Mortality and clinical signs are monitored daily. Body weight is recorded during the period preceding the test and on days 5 and 9. Animals are killed and dissected on the 9th day. Samples of gastrointestinal tract tissues were taken from all animals and subjected to microscopic analysis.

The effects caused by the use of CRT-11 during the treatment period include salivation, agitation, vomiting (during or immediately after the administration of CRT-11), diarrhea and slight weight loss.

Examination of the large intestine made it possible to detect redness on the mucous membrane, which is in the group

CRT-11 appeared more often than in the CRT-11/Masi group. The observed changes (from moderate to noticeable in the CRT-11 group and from minimal to mild in the CRT-11/MasC group) arise as a result of the primary change of the proliferative department and consist in the degeneration of the mucous membrane.

Thus, intravenous administration of a single dose of CRT-11 in female dogs at a dose of 20 mg/kg causes gastrointestinal toxicity compatible with the antimitotic activity of the product.

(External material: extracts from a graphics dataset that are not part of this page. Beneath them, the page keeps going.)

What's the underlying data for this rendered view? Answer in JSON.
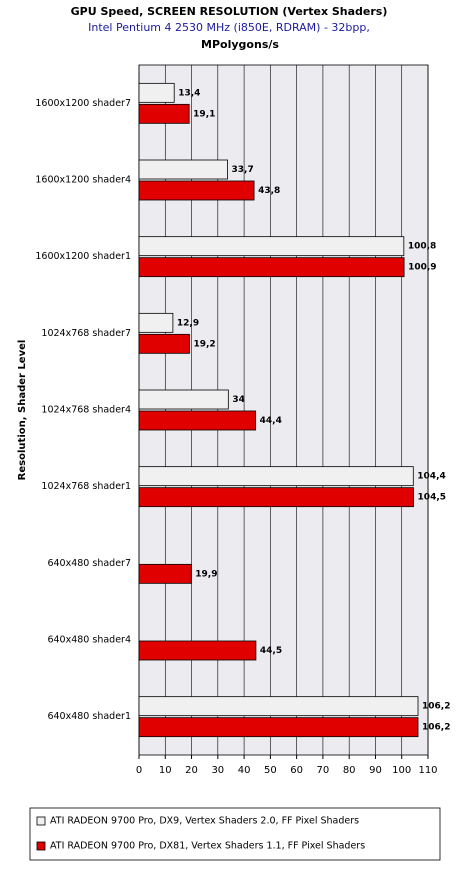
{
  "chart_data": {
    "type": "hbar",
    "title": "GPU Speed,  SCREEN RESOLUTION (Vertex Shaders)",
    "subtitle": "Intel Pentium 4 2530 MHz (i850E, RDRAM) - 32bpp,",
    "x_label": "MPolygons/s",
    "y_label": "Resolution, Shader Level",
    "categories": [
      "1600x1200 shader7",
      "1600x1200 shader4",
      "1600x1200 shader1",
      "1024x768 shader7",
      "1024x768 shader4",
      "1024x768 shader1",
      "640x480 shader7",
      "640x480 shader4",
      "640x480 shader1"
    ],
    "series": [
      {
        "name": "ATI RADEON 9700 Pro, DX9, Vertex Shaders 2.0, FF Pixel Shaders",
        "color": "#f0f0f0",
        "values": [
          13.4,
          33.7,
          100.8,
          12.9,
          34,
          104.4,
          null,
          null,
          106.2
        ],
        "value_labels": [
          "13,4",
          "33,7",
          "100,8",
          "12,9",
          "34",
          "104,4",
          null,
          null,
          "106,2"
        ]
      },
      {
        "name": "ATI RADEON 9700 Pro, DX81, Vertex Shaders 1.1, FF Pixel Shaders",
        "color": "#e00000",
        "values": [
          19.1,
          43.8,
          100.9,
          19.2,
          44.4,
          104.5,
          19.9,
          44.5,
          106.2
        ],
        "value_labels": [
          "19,1",
          "43,8",
          "100,9",
          "19,2",
          "44,4",
          "104,5",
          "19,9",
          "44,5",
          "106,2"
        ]
      }
    ],
    "xlim": [
      0,
      110
    ],
    "xticks": [
      0,
      10,
      20,
      30,
      40,
      50,
      60,
      70,
      80,
      90,
      100,
      110
    ],
    "grid": true
  }
}
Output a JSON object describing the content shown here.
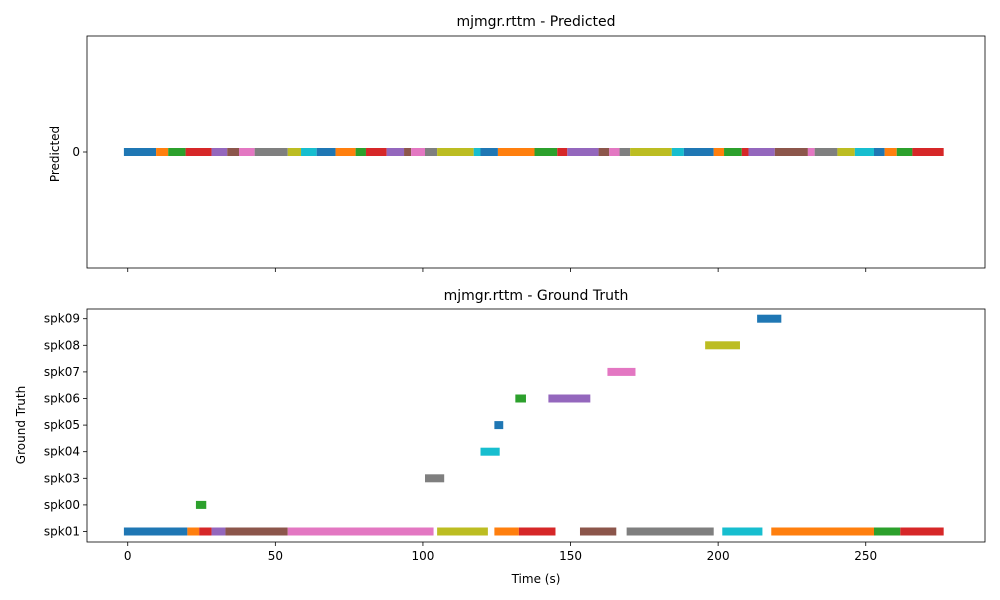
{
  "chart_data": [
    {
      "type": "timeline",
      "title": "mjmgr.rttm - Predicted",
      "ylabel": "Predicted",
      "xlabel": "",
      "xlim": [
        -13.8,
        290.4
      ],
      "x_ticks": [
        0,
        50,
        100,
        150,
        200,
        250
      ],
      "show_x_tick_labels": false,
      "y_categories": [
        "0"
      ],
      "segments": [
        {
          "row": "0",
          "start": -1.3,
          "end": 9.6,
          "color": "#1f77b4"
        },
        {
          "row": "0",
          "start": 9.6,
          "end": 13.7,
          "color": "#ff7f0e"
        },
        {
          "row": "0",
          "start": 13.7,
          "end": 19.6,
          "color": "#2ca02c"
        },
        {
          "row": "0",
          "start": 19.6,
          "end": 28.4,
          "color": "#d62728"
        },
        {
          "row": "0",
          "start": 28.4,
          "end": 33.7,
          "color": "#9467bd"
        },
        {
          "row": "0",
          "start": 33.7,
          "end": 37.7,
          "color": "#8c564b"
        },
        {
          "row": "0",
          "start": 37.7,
          "end": 43.0,
          "color": "#e377c2"
        },
        {
          "row": "0",
          "start": 43.0,
          "end": 54.2,
          "color": "#7f7f7f"
        },
        {
          "row": "0",
          "start": 54.2,
          "end": 58.7,
          "color": "#bcbd22"
        },
        {
          "row": "0",
          "start": 58.7,
          "end": 64.0,
          "color": "#17becf"
        },
        {
          "row": "0",
          "start": 64.0,
          "end": 70.4,
          "color": "#1f77b4"
        },
        {
          "row": "0",
          "start": 70.4,
          "end": 77.2,
          "color": "#ff7f0e"
        },
        {
          "row": "0",
          "start": 77.2,
          "end": 80.7,
          "color": "#2ca02c"
        },
        {
          "row": "0",
          "start": 80.7,
          "end": 87.7,
          "color": "#d62728"
        },
        {
          "row": "0",
          "start": 87.7,
          "end": 93.6,
          "color": "#9467bd"
        },
        {
          "row": "0",
          "start": 93.6,
          "end": 96.0,
          "color": "#8c564b"
        },
        {
          "row": "0",
          "start": 96.0,
          "end": 100.7,
          "color": "#e377c2"
        },
        {
          "row": "0",
          "start": 100.7,
          "end": 104.8,
          "color": "#7f7f7f"
        },
        {
          "row": "0",
          "start": 104.8,
          "end": 117.2,
          "color": "#bcbd22"
        },
        {
          "row": "0",
          "start": 117.2,
          "end": 119.5,
          "color": "#17becf"
        },
        {
          "row": "0",
          "start": 119.5,
          "end": 125.4,
          "color": "#1f77b4"
        },
        {
          "row": "0",
          "start": 125.4,
          "end": 137.8,
          "color": "#ff7f0e"
        },
        {
          "row": "0",
          "start": 137.8,
          "end": 145.5,
          "color": "#2ca02c"
        },
        {
          "row": "0",
          "start": 145.5,
          "end": 148.9,
          "color": "#d62728"
        },
        {
          "row": "0",
          "start": 148.9,
          "end": 159.5,
          "color": "#9467bd"
        },
        {
          "row": "0",
          "start": 159.5,
          "end": 163.1,
          "color": "#8c564b"
        },
        {
          "row": "0",
          "start": 163.1,
          "end": 166.6,
          "color": "#e377c2"
        },
        {
          "row": "0",
          "start": 166.6,
          "end": 170.2,
          "color": "#7f7f7f"
        },
        {
          "row": "0",
          "start": 170.2,
          "end": 184.3,
          "color": "#bcbd22"
        },
        {
          "row": "0",
          "start": 184.3,
          "end": 188.4,
          "color": "#17becf"
        },
        {
          "row": "0",
          "start": 188.4,
          "end": 198.5,
          "color": "#1f77b4"
        },
        {
          "row": "0",
          "start": 198.5,
          "end": 202.0,
          "color": "#ff7f0e"
        },
        {
          "row": "0",
          "start": 202.0,
          "end": 208.0,
          "color": "#2ca02c"
        },
        {
          "row": "0",
          "start": 208.0,
          "end": 210.3,
          "color": "#d62728"
        },
        {
          "row": "0",
          "start": 210.3,
          "end": 219.2,
          "color": "#9467bd"
        },
        {
          "row": "0",
          "start": 219.2,
          "end": 230.4,
          "color": "#8c564b"
        },
        {
          "row": "0",
          "start": 230.4,
          "end": 232.7,
          "color": "#e377c2"
        },
        {
          "row": "0",
          "start": 232.7,
          "end": 240.4,
          "color": "#7f7f7f"
        },
        {
          "row": "0",
          "start": 240.4,
          "end": 246.3,
          "color": "#bcbd22"
        },
        {
          "row": "0",
          "start": 246.3,
          "end": 252.8,
          "color": "#17becf"
        },
        {
          "row": "0",
          "start": 252.8,
          "end": 256.4,
          "color": "#1f77b4"
        },
        {
          "row": "0",
          "start": 256.4,
          "end": 260.5,
          "color": "#ff7f0e"
        },
        {
          "row": "0",
          "start": 260.5,
          "end": 265.8,
          "color": "#2ca02c"
        },
        {
          "row": "0",
          "start": 265.8,
          "end": 276.4,
          "color": "#d62728"
        }
      ]
    },
    {
      "type": "timeline",
      "title": "mjmgr.rttm - Ground Truth",
      "ylabel": "Ground Truth",
      "xlabel": "Time (s)",
      "xlim": [
        -13.8,
        290.4
      ],
      "x_ticks": [
        0,
        50,
        100,
        150,
        200,
        250
      ],
      "show_x_tick_labels": true,
      "y_categories": [
        "spk01",
        "spk00",
        "spk03",
        "spk04",
        "spk05",
        "spk06",
        "spk07",
        "spk08",
        "spk09"
      ],
      "segments": [
        {
          "row": "spk01",
          "start": -1.3,
          "end": 20.2,
          "color": "#1f77b4"
        },
        {
          "row": "spk01",
          "start": 20.2,
          "end": 24.2,
          "color": "#ff7f0e"
        },
        {
          "row": "spk01",
          "start": 24.2,
          "end": 28.4,
          "color": "#d62728"
        },
        {
          "row": "spk01",
          "start": 28.4,
          "end": 33.1,
          "color": "#9467bd"
        },
        {
          "row": "spk01",
          "start": 33.1,
          "end": 54.2,
          "color": "#8c564b"
        },
        {
          "row": "spk01",
          "start": 54.2,
          "end": 103.6,
          "color": "#e377c2"
        },
        {
          "row": "spk01",
          "start": 104.8,
          "end": 122.0,
          "color": "#bcbd22"
        },
        {
          "row": "spk01",
          "start": 124.2,
          "end": 132.5,
          "color": "#ff7f0e"
        },
        {
          "row": "spk01",
          "start": 132.5,
          "end": 144.9,
          "color": "#d62728"
        },
        {
          "row": "spk01",
          "start": 153.2,
          "end": 165.5,
          "color": "#8c564b"
        },
        {
          "row": "spk01",
          "start": 169.0,
          "end": 198.5,
          "color": "#7f7f7f"
        },
        {
          "row": "spk01",
          "start": 201.4,
          "end": 215.0,
          "color": "#17becf"
        },
        {
          "row": "spk01",
          "start": 218.0,
          "end": 252.8,
          "color": "#ff7f0e"
        },
        {
          "row": "spk01",
          "start": 252.8,
          "end": 261.7,
          "color": "#2ca02c"
        },
        {
          "row": "spk01",
          "start": 261.7,
          "end": 276.4,
          "color": "#d62728"
        },
        {
          "row": "spk00",
          "start": 23.1,
          "end": 26.6,
          "color": "#2ca02c"
        },
        {
          "row": "spk03",
          "start": 100.7,
          "end": 107.2,
          "color": "#7f7f7f"
        },
        {
          "row": "spk04",
          "start": 119.5,
          "end": 126.0,
          "color": "#17becf"
        },
        {
          "row": "spk05",
          "start": 124.2,
          "end": 127.2,
          "color": "#1f77b4"
        },
        {
          "row": "spk06",
          "start": 131.3,
          "end": 134.9,
          "color": "#2ca02c"
        },
        {
          "row": "spk06",
          "start": 142.5,
          "end": 156.7,
          "color": "#9467bd"
        },
        {
          "row": "spk07",
          "start": 162.5,
          "end": 172.0,
          "color": "#e377c2"
        },
        {
          "row": "spk08",
          "start": 195.6,
          "end": 207.4,
          "color": "#bcbd22"
        },
        {
          "row": "spk09",
          "start": 213.2,
          "end": 221.4,
          "color": "#1f77b4"
        }
      ]
    }
  ]
}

Oral administration of an isotonic solution of sodium chloride 9g/l at 1Oml/kg twice a day (20ml/kg/day) for five days before and on the day of CRT-11 use prevents the appearance of histopathological changes that cause

SRT-11.

Claims (7)

1. The use of sodium chloride for the preparation of an agent designed to reduce or eliminate secondary gastrointestinal effects caused by the use of camptothecin derivatives, which is characterized by the fact that the sodium chloride solution is administered orally. 2. Application according to point I, which is characterized by the fact that sodium chloride, intended for reducing or eliminating secondary gastrointestinal effects caused by the use of camptothecin derivatives, is an aqueous solution of sodium chloride. 3. Application according to claim 2, which differs in that the concentration of the sodium chloride solution is from 4 to 13 g/l. 4. Application according to claim 3, which differs in that the concentration of the sodium chloride solution is 9 g/l. 5. Use according to one of claims 3 or 4, which differs in that the sodium chloride solution is administered in doses of 5 to 10 ml/kg in one dose. 6. Use according to one of claims 1-5, which is characterized by the fact that the sodium chloride solution is administered either during or before and during the use of the camptothecin derivative. 7. Use according to item I, which differs in that the camptothecin derivative is administered by injection or orally.